Looking at the code, a few things stand out:

  • several advertised capabilities are still incomplete or stubbed at runtime;
  • the “coder / code execution” path does not appear to be part of the main execution loop;
  • there are inconsistencies between exposed parameters and what actions actually consume;
  • the pipeline works reasonably well for simple commands, but breaks down once you move beyond cases that map cleanly to existing primitives.

Because of this, statements like “execute your commands” or the general impression of broad autonomy are misleading in the current state. The system behaves more like a solid LLM-driven task planner than a fully capable in-game assistant.

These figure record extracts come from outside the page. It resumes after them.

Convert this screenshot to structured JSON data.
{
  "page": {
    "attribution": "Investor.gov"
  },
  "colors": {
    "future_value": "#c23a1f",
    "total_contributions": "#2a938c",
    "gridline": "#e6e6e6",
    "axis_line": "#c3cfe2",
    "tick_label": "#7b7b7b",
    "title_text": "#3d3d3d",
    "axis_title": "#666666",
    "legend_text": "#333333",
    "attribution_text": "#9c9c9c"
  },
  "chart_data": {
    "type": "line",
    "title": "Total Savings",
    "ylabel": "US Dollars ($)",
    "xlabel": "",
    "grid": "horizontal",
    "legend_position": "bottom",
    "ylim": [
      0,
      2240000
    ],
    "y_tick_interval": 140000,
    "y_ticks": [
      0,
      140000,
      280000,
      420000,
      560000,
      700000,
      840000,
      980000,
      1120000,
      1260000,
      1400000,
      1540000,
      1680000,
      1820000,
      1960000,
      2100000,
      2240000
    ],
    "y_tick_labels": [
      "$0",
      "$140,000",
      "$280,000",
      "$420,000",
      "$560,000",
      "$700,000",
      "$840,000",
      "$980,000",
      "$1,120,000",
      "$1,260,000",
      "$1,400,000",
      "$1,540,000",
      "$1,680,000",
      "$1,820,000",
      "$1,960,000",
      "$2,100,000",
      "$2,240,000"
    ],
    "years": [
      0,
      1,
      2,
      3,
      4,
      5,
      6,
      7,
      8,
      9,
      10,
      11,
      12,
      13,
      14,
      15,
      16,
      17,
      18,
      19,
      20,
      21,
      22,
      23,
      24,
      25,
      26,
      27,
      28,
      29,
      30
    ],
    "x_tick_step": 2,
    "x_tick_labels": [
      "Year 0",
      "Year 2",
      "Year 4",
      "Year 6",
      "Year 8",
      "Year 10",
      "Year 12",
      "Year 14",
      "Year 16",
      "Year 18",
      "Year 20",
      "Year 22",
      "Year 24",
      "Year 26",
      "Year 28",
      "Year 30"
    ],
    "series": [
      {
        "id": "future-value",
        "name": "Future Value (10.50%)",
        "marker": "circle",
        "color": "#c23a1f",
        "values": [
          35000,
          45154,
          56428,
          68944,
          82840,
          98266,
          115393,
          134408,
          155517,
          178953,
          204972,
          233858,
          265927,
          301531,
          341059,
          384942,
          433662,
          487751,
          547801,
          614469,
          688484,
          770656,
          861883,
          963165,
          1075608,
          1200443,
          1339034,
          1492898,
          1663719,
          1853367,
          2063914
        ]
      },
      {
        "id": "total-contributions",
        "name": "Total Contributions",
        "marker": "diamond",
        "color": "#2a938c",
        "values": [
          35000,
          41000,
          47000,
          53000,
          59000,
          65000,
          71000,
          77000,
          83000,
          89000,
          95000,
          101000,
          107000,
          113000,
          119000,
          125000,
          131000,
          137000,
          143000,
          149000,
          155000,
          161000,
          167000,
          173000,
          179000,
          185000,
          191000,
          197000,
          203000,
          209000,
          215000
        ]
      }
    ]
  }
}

This is not meant as a criticism of the work itself — the foundation is interesting, and the overall architecture makes sense. But right now, it feels more like a strong prototype than a production-ready autonomous agent system.

I think the project would benefit from a more technically precise presentation:

  • clearly stating that the LLM handles planning, while execution is limited to predefined actions;
  • distinguishing fully implemented features from experimental or partial ones;
  • avoiding claims of broad autonomy until the execution layer matches the planning layer.

On my side, since I’ve already started analyzing the internal structure, I’ll likely work on improving some parts of the code — especially around local LLM integration, action/API/executor consistency, and a few blocking issues in the execution pipeline. If I manage to clean this up properly, I’ll push commits and/or open a pull request on GitHub.

The goal here isn’t to tear the project down, but to help bring it closer to what it aims to be. There’s real potential, but it needs alignment between what’s implemented and what’s being communicated.